Ouça este texto na voz da autora:

Maria Lucia Solla é terapeuta, professora e escreveu o livro “De Bem Com a Vida Mesmo Que Doa”, publicado pela Libratrês. Todos os domingos está aqui no blog em texto e voz.

13 comentários sobre “De decisão

  1. Desistir nunca, desesperar jamais.
    Que todos os Anjos digam “Amém”.
    Tenha uma linda semana iluminada por cada um deles. Grande beijo
    Sandra Tenório

  2. Li um Livro outro dia que dizia:
    – Quanto mais força colocarmos em nossos desejos maiores são as probabilidades de se realizarem.
    Se descobrirmos como somos fortes podemos nos lambuzar de desejos e realizações. Do chocolate ao mais desejado amor.

  3. “Se fechar os olhos para o que não quero, deixo de ver o que quero” Linda frase e muito verdadeira ! Lindo texto…. saudades Malu….e qdo vamos comer aquele pão na chapa… Bjo

  4. Morrer, morrer, morrer. é o unica mensagem agelical que chega a mim quando me deparo com os textos desta senhora em seu blog. Pense nisso, Milton. Ou não. E até semana que vem.

  5. Acordar para os sinais dos anjos não é para qualquer um. Haja Amor e Clareza na Alma para que tantos sinais aconteçam. Alguns preferem morrer antes mesmo de se permitirem a felicidade.
    Obrigado novamente por suas palavras, cada dia te admiro mais. Abraço. Mario Baccarelli.

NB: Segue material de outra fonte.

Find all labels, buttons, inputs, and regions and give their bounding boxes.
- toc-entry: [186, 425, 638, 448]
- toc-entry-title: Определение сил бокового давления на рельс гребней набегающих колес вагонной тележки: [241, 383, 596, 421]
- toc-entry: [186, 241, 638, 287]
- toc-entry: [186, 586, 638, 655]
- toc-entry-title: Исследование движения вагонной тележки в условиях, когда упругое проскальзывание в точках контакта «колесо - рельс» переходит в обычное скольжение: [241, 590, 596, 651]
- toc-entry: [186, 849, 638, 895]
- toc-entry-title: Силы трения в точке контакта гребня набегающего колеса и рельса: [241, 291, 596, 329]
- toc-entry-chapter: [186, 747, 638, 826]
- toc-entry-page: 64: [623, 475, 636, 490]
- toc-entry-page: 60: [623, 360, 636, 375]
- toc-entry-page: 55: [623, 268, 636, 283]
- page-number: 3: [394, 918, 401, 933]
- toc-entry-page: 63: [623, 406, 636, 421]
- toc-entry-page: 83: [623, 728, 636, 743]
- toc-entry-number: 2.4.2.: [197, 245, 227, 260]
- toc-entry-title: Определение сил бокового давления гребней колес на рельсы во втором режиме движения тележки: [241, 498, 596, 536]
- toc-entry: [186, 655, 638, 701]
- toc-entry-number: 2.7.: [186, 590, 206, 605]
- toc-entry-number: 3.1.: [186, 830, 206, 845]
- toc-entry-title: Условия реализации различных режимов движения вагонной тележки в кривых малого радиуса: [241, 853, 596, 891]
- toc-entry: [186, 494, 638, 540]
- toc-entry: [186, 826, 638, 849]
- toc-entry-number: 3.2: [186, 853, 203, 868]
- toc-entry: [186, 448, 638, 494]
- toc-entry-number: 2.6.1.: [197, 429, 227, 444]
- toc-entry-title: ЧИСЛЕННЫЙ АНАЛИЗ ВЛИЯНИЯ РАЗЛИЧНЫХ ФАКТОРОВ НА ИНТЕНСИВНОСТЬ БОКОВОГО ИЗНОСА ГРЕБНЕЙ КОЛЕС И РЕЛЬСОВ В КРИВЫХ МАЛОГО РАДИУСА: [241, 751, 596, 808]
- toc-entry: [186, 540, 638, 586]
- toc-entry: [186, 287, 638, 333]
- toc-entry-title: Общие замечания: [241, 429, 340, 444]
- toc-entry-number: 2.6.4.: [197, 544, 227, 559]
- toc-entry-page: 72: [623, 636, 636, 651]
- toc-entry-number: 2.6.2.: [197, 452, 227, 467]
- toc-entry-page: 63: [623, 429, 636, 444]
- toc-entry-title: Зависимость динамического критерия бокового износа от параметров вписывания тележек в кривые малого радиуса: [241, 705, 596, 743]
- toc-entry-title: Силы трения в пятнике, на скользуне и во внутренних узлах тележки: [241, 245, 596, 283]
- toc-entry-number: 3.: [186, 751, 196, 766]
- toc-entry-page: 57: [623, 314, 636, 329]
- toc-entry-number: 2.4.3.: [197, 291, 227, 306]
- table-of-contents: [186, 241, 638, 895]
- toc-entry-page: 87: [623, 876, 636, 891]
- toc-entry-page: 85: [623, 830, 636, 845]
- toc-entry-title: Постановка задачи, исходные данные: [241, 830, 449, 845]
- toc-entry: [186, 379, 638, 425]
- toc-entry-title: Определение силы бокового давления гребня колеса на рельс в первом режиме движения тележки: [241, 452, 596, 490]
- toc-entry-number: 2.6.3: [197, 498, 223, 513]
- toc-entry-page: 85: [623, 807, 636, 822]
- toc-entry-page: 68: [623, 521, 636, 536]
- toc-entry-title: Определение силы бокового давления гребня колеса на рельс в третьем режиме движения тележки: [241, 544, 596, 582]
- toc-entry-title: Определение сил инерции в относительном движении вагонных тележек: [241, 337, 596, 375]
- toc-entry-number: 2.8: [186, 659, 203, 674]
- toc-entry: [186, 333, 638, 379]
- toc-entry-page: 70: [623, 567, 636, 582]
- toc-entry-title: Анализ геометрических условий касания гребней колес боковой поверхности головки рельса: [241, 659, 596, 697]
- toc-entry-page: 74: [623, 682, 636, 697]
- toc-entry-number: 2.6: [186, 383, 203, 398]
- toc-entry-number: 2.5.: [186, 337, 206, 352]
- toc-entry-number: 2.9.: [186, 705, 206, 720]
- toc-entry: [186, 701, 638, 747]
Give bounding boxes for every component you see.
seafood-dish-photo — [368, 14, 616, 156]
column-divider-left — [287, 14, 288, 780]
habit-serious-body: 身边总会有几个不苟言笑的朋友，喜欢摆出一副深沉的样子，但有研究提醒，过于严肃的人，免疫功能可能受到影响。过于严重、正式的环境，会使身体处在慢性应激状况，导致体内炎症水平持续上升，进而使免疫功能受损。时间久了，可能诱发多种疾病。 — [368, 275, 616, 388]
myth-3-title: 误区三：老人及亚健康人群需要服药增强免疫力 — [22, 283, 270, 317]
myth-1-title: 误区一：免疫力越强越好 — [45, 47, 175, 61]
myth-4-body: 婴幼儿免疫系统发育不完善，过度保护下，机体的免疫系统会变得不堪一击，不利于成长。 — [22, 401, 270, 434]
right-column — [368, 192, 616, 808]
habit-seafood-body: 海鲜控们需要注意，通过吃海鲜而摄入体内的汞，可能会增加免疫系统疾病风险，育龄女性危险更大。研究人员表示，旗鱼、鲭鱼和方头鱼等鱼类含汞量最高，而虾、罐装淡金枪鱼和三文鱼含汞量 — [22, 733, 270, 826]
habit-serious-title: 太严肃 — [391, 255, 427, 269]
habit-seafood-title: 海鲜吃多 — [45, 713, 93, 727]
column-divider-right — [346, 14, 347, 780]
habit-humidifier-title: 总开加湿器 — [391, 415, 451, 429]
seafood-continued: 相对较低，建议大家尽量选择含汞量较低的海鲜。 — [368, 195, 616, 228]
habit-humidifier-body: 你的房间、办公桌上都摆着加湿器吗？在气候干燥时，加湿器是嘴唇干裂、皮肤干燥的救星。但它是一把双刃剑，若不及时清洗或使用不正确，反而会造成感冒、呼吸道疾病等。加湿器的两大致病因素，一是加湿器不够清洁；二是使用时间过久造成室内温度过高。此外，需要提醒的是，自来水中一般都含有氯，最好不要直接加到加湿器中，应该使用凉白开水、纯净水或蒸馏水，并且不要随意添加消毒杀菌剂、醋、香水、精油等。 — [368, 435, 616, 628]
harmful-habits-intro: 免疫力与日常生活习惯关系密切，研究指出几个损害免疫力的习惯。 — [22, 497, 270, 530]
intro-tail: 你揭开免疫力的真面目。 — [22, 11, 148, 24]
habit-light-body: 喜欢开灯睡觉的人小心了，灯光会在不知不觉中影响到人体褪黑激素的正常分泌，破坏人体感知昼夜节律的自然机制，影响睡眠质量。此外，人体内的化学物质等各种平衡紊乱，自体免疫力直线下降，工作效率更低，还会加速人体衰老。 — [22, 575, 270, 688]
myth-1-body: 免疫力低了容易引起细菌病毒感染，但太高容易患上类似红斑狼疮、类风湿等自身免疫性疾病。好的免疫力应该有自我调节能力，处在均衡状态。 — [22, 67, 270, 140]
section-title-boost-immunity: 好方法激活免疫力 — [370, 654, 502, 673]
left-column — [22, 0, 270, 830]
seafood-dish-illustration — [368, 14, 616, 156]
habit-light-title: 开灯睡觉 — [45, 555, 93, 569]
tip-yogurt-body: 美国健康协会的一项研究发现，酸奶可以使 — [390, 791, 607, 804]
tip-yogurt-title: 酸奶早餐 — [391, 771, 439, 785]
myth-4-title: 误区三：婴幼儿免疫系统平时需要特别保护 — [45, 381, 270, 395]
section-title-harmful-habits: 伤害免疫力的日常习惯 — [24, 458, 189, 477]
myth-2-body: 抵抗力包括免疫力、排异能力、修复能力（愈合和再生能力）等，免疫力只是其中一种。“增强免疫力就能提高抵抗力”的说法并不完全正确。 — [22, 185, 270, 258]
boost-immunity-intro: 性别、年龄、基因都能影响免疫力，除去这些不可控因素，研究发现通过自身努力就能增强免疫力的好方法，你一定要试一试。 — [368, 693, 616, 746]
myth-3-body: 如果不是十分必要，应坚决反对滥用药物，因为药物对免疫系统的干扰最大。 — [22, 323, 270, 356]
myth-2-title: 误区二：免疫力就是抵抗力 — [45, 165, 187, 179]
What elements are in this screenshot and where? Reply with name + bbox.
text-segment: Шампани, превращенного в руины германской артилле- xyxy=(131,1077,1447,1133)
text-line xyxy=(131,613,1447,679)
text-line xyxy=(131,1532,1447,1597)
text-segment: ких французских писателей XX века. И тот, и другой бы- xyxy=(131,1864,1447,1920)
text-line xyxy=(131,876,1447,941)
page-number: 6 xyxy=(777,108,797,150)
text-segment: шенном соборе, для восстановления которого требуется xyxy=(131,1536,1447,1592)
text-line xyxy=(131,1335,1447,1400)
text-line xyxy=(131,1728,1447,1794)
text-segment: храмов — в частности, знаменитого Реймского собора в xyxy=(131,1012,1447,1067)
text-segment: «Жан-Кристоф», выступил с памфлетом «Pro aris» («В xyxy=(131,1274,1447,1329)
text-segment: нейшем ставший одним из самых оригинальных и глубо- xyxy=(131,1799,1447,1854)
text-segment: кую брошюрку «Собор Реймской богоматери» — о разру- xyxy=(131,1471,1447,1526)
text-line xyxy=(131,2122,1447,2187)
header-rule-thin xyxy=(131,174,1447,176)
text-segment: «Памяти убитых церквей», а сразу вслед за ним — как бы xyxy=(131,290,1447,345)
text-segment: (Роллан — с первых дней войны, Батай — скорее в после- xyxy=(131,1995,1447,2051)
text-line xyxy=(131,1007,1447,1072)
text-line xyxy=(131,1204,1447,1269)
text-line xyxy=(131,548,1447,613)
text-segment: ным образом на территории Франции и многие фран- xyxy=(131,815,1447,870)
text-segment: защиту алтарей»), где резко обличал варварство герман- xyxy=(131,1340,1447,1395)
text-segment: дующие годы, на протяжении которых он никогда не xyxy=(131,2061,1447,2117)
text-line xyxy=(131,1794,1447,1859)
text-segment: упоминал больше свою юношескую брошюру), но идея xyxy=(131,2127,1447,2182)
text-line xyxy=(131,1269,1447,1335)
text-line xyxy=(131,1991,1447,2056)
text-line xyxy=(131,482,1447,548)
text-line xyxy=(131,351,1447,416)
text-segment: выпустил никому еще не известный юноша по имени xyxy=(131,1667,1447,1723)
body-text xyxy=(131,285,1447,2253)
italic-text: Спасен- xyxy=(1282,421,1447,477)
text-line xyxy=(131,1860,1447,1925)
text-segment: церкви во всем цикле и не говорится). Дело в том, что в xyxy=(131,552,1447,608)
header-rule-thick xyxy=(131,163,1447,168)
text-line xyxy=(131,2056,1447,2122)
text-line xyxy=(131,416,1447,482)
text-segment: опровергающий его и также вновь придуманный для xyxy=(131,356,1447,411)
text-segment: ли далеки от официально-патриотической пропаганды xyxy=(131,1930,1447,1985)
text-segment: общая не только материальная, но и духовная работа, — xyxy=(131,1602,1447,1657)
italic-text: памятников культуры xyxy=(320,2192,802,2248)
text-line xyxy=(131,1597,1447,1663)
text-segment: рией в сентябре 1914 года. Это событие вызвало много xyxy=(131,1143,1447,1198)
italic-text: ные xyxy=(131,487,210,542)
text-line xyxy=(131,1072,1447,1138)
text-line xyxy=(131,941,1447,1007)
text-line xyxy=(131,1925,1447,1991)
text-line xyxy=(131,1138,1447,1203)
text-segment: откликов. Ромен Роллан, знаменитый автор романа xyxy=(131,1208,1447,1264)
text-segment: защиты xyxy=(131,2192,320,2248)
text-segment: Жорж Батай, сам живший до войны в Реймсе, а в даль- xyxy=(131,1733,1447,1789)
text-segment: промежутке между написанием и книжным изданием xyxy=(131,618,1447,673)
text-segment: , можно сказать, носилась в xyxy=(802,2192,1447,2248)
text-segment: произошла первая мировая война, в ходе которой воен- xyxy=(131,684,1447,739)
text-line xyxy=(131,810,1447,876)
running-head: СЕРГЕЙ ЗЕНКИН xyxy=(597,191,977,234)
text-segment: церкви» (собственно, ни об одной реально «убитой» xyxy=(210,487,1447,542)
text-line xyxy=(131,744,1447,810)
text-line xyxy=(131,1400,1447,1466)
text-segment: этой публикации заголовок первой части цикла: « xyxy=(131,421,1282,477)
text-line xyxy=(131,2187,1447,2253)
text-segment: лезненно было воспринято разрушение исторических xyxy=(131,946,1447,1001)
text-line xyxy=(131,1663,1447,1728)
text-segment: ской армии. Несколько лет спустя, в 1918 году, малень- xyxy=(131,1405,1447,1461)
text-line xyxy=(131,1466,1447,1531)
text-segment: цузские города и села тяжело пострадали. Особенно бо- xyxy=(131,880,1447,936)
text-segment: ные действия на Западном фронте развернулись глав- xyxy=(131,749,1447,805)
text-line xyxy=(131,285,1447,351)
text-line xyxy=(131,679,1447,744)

  6. Prezada Christiane, acredito que tudo nesta vida possui diversas maneiras de ser interpretado. Isso faz as pessoas serem diferentes. Com certeza, para as pessoas que se fecham para o amor e não querem ver as boas coisas da vida e não aceitam o caminho indicado pelo anjo da esperança, a vida não terá mais sentido, e com isso, só acabam vendo a morte em tudo e a esperar por ela. Pense nisso minha querida e tenha Fé. Tomas

  7. Obrigada, amigos, pelos comentários. E você já está incluída, Christiane. Com certeza. Tem sido minha leitora mais assídua nos comentários. E quem disse que há um só modo só de pensar, de agir, de acreditar?
    Beijo a todos e boa semana,
    ml

  8. Nada de morrer, nada de tristeza, nada de amargura. O texto desta semana, assim como os demais, é fruto de muito amor pela vida! Se alegra uns e entristece outros a ponto de levar a pensar na morte, melhor será vender o micro e deixar de ler, quem sabe.
    Já disse o Trigueirinho, que os poucos que puderam alcançar, tocarão as pontas dos dedos dos anjos e se iluminarão. Quem sabe então, a vontade de morrer passe.
    Pense nisto sem falta querida! E quem sabe, até a semana que vem!